If you've worked on more than one Retrieval-Augmented Generation (RAG) project, you've probably run into the same annoying pattern: every project ends up with its own little vector store, its own embedding logic, its own duplicate code for chunking files, and its own inconsistent way of tracking what's actually been indexed.
I got tired of that, so I built a centralized vector database service that every project in my organization can plug into. One backend, one embedding model, one clean set of endpoints - and every project gets its own isolated, admin-controlled storage space.
Here's how it works.
The Problem
When you're running multiple RAG-powered projects at once, a few pain points show up fast:
Every team reinvents chunking and embedding logic
There's no single place to see what data lives where
Deleting or updating stored documents becomes a manual, error-prone process
Nobody has a clear picture of which files are indexed in which project
I wanted one system that solves this once, for everyone.
The Idea: One Service, Many Isolated Databases
Instead of giving each project its own standalone vector database, I built a shared service where:
Each project gets its own named storage directory
All directories live under one base storage path
An admin layer controls the full lifecycle - create, insert, update, delete, list - across every project's storage
Every project only ever talks to a small set of simple endpoints to embed and retrieve its own data
This means projects don't need to know anything about vector databases, embedding models, or similarity search internals. They just send text in and get relevant results back.
Architecture Overview
Here's the high-level flow:
In plain terms:
A project sends a file or text to the service
The service breaks it into clean text chunks
Those chunks get embedded and stored (upserted) into that project's own FAISS index
Later, the project sends a query, and the service returns the most similar stored chunks
An admin layer sits on top of all of this, with full control to create, update, or delete data across any project's storage
What's Under the Hood
Embedding model: a lightweight sentence-transformer model, chosen for speed and low resource usage
Vector engine: FAISS, for fast similarity search at scale
Backend framework: a modern Python web framework built for speed and simplicity
Storage layout: every project's database lives in its own folder, containing:
the FAISS index itself
a metadata/pickle file for the index
a tracked-files registry (so you always know what's indexed)
a source map (so you always know how many chunks came from each file)

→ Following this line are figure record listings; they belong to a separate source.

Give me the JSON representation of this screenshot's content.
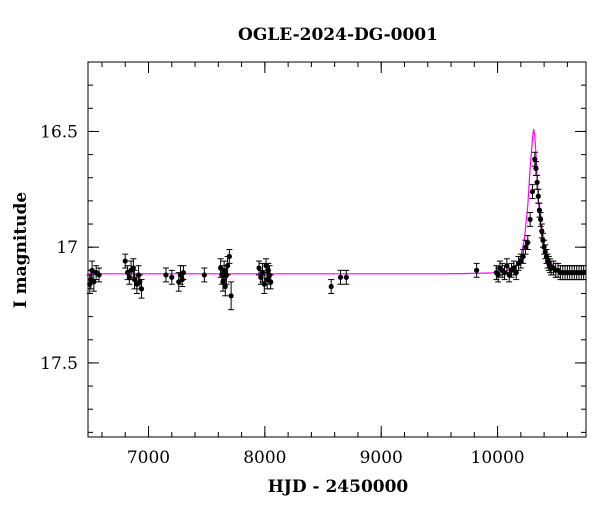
{
  "chart_data": {
    "type": "scatter",
    "title": "OGLE-2024-DG-0001",
    "xlabel": "HJD - 2450000",
    "ylabel": "I magnitude",
    "xlim": [
      6480,
      10760
    ],
    "ylim": [
      17.82,
      16.2
    ],
    "y_inverted": true,
    "x_ticks": [
      7000,
      8000,
      9000,
      10000
    ],
    "y_ticks": [
      16.5,
      17,
      17.5
    ],
    "grid": false,
    "colors": {
      "points": "#000000",
      "model": "#ff00ff"
    },
    "series": [
      {
        "kind": "points_with_errorbars",
        "x": [
          6495,
          6505,
          6515,
          6530,
          6550,
          6575,
          6800,
          6820,
          6835,
          6850,
          6870,
          6880,
          6900,
          6915,
          6925,
          6940,
          7150,
          7200,
          7260,
          7275,
          7290,
          7300,
          7480,
          7620,
          7630,
          7640,
          7650,
          7660,
          7670,
          7680,
          7695,
          7710,
          7950,
          7965,
          7980,
          7995,
          8010,
          8020,
          8030,
          8040,
          8050,
          8570,
          8650,
          8700,
          9820,
          9990,
          10005,
          10020,
          10040,
          10060,
          10080,
          10100,
          10120,
          10140,
          10160,
          10180,
          10200,
          10220,
          10240,
          10260,
          10280,
          10300,
          10320,
          10330,
          10340,
          10350,
          10360,
          10370,
          10380,
          10390,
          10400,
          10410,
          10420,
          10430,
          10440,
          10450,
          10460,
          10480,
          10500,
          10520,
          10540,
          10560,
          10580,
          10600,
          10620,
          10640,
          10660,
          10680,
          10700,
          10720,
          10740
        ],
        "y": [
          17.16,
          17.14,
          17.1,
          17.15,
          17.11,
          17.12,
          17.06,
          17.11,
          17.13,
          17.1,
          17.09,
          17.14,
          17.16,
          17.12,
          17.15,
          17.18,
          17.12,
          17.13,
          17.15,
          17.12,
          17.14,
          17.11,
          17.12,
          17.09,
          17.12,
          17.15,
          17.1,
          17.17,
          17.12,
          17.08,
          17.04,
          17.21,
          17.09,
          17.13,
          17.11,
          17.16,
          17.08,
          17.14,
          17.1,
          17.12,
          17.15,
          17.17,
          17.13,
          17.13,
          17.1,
          17.11,
          17.12,
          17.09,
          17.1,
          17.11,
          17.08,
          17.12,
          17.1,
          17.09,
          17.11,
          17.07,
          17.06,
          17.04,
          17.0,
          16.98,
          16.88,
          16.76,
          16.62,
          16.66,
          16.72,
          16.78,
          16.84,
          16.88,
          16.93,
          16.97,
          17.0,
          17.02,
          17.04,
          17.06,
          17.07,
          17.08,
          17.09,
          17.09,
          17.1,
          17.1,
          17.11,
          17.11,
          17.11,
          17.11,
          17.11,
          17.11,
          17.11,
          17.11,
          17.11,
          17.11,
          17.11
        ],
        "err": [
          0.04,
          0.04,
          0.04,
          0.04,
          0.03,
          0.03,
          0.03,
          0.03,
          0.03,
          0.04,
          0.04,
          0.04,
          0.04,
          0.04,
          0.03,
          0.04,
          0.03,
          0.03,
          0.04,
          0.04,
          0.03,
          0.03,
          0.03,
          0.04,
          0.04,
          0.04,
          0.04,
          0.04,
          0.04,
          0.04,
          0.03,
          0.06,
          0.03,
          0.03,
          0.04,
          0.04,
          0.03,
          0.04,
          0.03,
          0.04,
          0.03,
          0.03,
          0.03,
          0.03,
          0.03,
          0.03,
          0.03,
          0.03,
          0.03,
          0.03,
          0.03,
          0.03,
          0.03,
          0.03,
          0.03,
          0.03,
          0.03,
          0.03,
          0.03,
          0.03,
          0.03,
          0.03,
          0.03,
          0.03,
          0.03,
          0.03,
          0.03,
          0.03,
          0.03,
          0.03,
          0.03,
          0.03,
          0.03,
          0.03,
          0.03,
          0.03,
          0.03,
          0.03,
          0.03,
          0.03,
          0.03,
          0.03,
          0.03,
          0.03,
          0.03,
          0.03,
          0.03,
          0.03,
          0.03,
          0.03,
          0.03
        ]
      },
      {
        "kind": "model_curve",
        "x": [
          6480,
          7000,
          7500,
          8000,
          8500,
          9000,
          9500,
          9700,
          9800,
          9900,
          9950,
          10000,
          10050,
          10100,
          10150,
          10200,
          10230,
          10260,
          10280,
          10300,
          10310,
          10320,
          10330,
          10340,
          10350,
          10360,
          10380,
          10400,
          10420,
          10440,
          10460,
          10480,
          10500,
          10530,
          10560,
          10600,
          10650,
          10700,
          10760
        ],
        "y": [
          17.115,
          17.115,
          17.115,
          17.115,
          17.115,
          17.115,
          17.115,
          17.114,
          17.113,
          17.112,
          17.111,
          17.109,
          17.105,
          17.098,
          17.085,
          17.04,
          16.97,
          16.82,
          16.66,
          16.53,
          16.49,
          16.52,
          16.6,
          16.7,
          16.79,
          16.86,
          16.95,
          17.0,
          17.03,
          17.05,
          17.07,
          17.08,
          17.09,
          17.1,
          17.105,
          17.11,
          17.112,
          17.113,
          17.114
        ]
      }
    ]
  }
}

Each project is fully sandboxed. Nothing bleeds across storage directories.
The Core Workflow
Every project follows the same simple lifecycle:
- Create a storage directory A new, isolated space is created for the project. Invalid or unsafe directory names are automatically rejected.
- Process a file into chunks Upload a document (PDF, TXT, DOCX, or Markdown) and it comes back as clean, ready-to-embed text chunks. This step doesn't store anything yet - it just prepares the data.
- Upsert the chunks The chunks get embedded and stored. If the project's index doesn't exist yet, it's created automatically. If it does exist, new vectors are simply appended. Duplicate sources are automatically prevented.
- Search A query comes in, gets embedded the same way, and the service returns the top-k most similar chunks - along with which source file they came from. A similarity score threshold filters out weak matches.
- Manage the data At any point, an admin can: List every database in the system, with file counts and tracked sources Delete a specific file's vectors from a project's index Have all of this triggered externally through a single webhook event, so other systems can kick off any step of this pipeline programmatically
Why This Matters
The real win here isn't the vector search itself - FAISS and sentence-transformers are well-understood tools. The win is centralization with isolation:
One codebase to maintain instead of N duplicated ones
One admin view into every project's stored data
Every project gets embedding and retrieval "for free," without owning any of the infrastructure
Adding a brand-new project to RAG-powered search takes minutes: create a directory, start upserting
It turns "set up a vector database" from an infrastructure task into a two-endpoint integration for whoever's building the next project.
What's Next
A few directions I'm considering for this pipeline:
Authentication and per-project access scoping
Async batch processing for very large files
Pluggable embedding models per project (not just one global model)
A lightweight admin dashboard on top of the existing list/delete endpoints
If you're building multiple RAG projects and keep rebuilding the same vector storage logic every time, this pattern - one shared service, isolated storage per project, centralized admin control - is worth stealing.
Have you built something similar, or run into different tradeoffs with multi-project RAG infrastructure? I'd love to hear how you approached it.